Qu’avez-vous entrepris à votre poste pour obtenir malgré tout une qualité élevée?
J’ai tenté d’atténuer un peu l’impitoyable sous-enchère sur les honoraires. Je voulais établir des valeurs directrices ou écarter l’offre la plus basse, afin que la deuxième plus basse se voie adjuger le mandat, mais j’ai échoué. Et mes supérieurs avaient aussi les mains liées. Il s’est alors agi d’imposer systématiquement les exigences liées au projet. Ce qui n’est faisable que si l’on dispose soi-même de l’expertise nécessaire et, là encore, le fait d’avoir des compétences spécialisées à l’interne s’est avéré décisif pour traiter d’égal à égal avec des sociétés externes. En parallèle, j’ai adopté des positions critiques au sein du service et en public concernant la procédure sélective, respectivement sur invitation (cf. TEC21 5-6/2004 et TEC21 44/2005). Au bout d’un moment, la hiérarchie m’a toutefois fait comprendre que je devais mettre fin à ma production d’articles.

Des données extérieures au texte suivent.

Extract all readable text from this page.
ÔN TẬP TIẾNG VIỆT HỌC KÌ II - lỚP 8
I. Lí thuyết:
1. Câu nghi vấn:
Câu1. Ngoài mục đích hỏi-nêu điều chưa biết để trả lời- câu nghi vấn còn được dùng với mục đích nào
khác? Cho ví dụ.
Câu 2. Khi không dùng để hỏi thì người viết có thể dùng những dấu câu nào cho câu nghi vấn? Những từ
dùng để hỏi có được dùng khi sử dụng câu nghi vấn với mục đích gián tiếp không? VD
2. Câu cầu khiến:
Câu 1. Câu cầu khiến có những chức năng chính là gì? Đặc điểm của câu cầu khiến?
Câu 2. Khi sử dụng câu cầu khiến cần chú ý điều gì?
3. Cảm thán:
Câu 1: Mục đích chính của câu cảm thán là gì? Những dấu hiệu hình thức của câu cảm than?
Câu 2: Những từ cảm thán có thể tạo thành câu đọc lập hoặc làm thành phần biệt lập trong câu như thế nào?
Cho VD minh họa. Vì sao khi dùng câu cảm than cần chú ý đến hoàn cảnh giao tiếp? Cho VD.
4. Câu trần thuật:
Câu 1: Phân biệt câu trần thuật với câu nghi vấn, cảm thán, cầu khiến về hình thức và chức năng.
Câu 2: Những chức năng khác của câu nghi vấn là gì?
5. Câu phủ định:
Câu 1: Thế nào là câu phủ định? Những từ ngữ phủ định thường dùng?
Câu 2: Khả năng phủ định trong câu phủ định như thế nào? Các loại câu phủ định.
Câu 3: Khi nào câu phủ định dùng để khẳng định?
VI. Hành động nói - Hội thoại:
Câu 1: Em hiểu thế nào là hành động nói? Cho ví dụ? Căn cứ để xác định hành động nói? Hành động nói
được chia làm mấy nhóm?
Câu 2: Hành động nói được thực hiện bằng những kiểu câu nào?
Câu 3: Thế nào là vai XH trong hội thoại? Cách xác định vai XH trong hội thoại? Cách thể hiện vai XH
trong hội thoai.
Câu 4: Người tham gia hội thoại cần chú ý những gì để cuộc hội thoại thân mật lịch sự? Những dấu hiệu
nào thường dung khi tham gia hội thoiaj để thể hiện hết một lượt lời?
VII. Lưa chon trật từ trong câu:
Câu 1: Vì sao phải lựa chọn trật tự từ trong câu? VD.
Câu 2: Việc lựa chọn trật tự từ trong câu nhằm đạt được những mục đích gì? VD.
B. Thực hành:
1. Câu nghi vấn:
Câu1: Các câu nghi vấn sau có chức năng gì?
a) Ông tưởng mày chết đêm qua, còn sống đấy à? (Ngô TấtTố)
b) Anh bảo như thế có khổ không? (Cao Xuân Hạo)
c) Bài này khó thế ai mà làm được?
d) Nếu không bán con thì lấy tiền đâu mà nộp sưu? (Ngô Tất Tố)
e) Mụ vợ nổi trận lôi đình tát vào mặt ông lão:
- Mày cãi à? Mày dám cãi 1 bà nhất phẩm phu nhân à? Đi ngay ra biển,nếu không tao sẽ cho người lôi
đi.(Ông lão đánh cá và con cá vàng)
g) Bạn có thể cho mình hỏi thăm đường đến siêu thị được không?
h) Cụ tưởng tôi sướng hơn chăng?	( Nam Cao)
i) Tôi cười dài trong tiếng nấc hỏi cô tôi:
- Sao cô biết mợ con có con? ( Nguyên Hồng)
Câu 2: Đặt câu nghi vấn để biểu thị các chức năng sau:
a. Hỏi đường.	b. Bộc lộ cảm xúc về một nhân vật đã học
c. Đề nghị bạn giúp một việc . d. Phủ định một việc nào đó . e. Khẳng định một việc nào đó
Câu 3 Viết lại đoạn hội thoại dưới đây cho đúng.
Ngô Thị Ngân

Dans TEC21 44/2005, vous vous êtes prononcé contre les adjudications en procédure sélective ou sur invitation en constatant que, excepté le mandat direct, des procédures assimilables au concours sont la seule voie sensée pour attribuer des mandats d’étude dans le contexte actuel. Cela s’est-il vérifié dans votre pratique?

Hélas, oui. Sauf que les procédures analogues au concours ne se justifient que pour des projets d’envergure ; pour de petits ouvrages simples, elles sont trop coûteuses. Pour de tels mandats, il ne restait plus qu’à se faire une raison. Le propriétaire d’un bureau d’ingénieur grison m’a écrit à l’époque: «L’évolution de notre branche est un véritable désastre et je partage ta crainte que la suite ne laisse rien présager de bon. Je salue vivement ton engagement de longue date contre la pure concurrence d’honoraires, tout comme je constate le peu de soutien que tu peux attendre sur ce point de vos instances directrices.»

Pour des tâches complexes, où cela avait du sens et que l’investissement le justifiait, nous avons recouru à des formes de concours : concours de projets ouverts, anonymes à un degré pour le pont de Tardis (2000/2001) et le Punt d’En Vulpera (2005/2006) par exemple, concours de projets ouvert, à deux degrés avec préqualification pour l’ouvrage sur le Rhin Ilanz West (2012/2013) et concours pour les études et la réalisation, ouverts, à deux degrés pour le pont de Hexentobel (2003/2004) et le tronçon routier Garmischeras-Tscheppa (2008/2009). Les résultats sont éloquents.

Vous êtes toujours actif au sein de jurys de concours d’ingénierie. De telles procédures débouchent-elles vraiment sur de meilleurs résultats?
Oui. Quinze années d’expériences probantes montrent que les concours de projets en ingénierie conviennent aux problématiques les plus diverses. Ils servent aussi la politique professionnelle, d’une part en sensibilisant le grand public à la valeur de l’apport des ingénieurs, d’autre part en favorisant l’élévation du niveau tant de la formation que de la pratique. Mais je déplore souvent le manque de prise de conscience et de soutien de la part du monde politique et de la société : les réalisations d’ingénieurs ne sont perçues que dans leur rôle fonctionnel et non comme des contributions à la culture du bâti contemporaine. Le meilleur de l’art des ingénieurs implique de bons maîtres de l’ouvrage qui savent aussi en reconnaître la valeur.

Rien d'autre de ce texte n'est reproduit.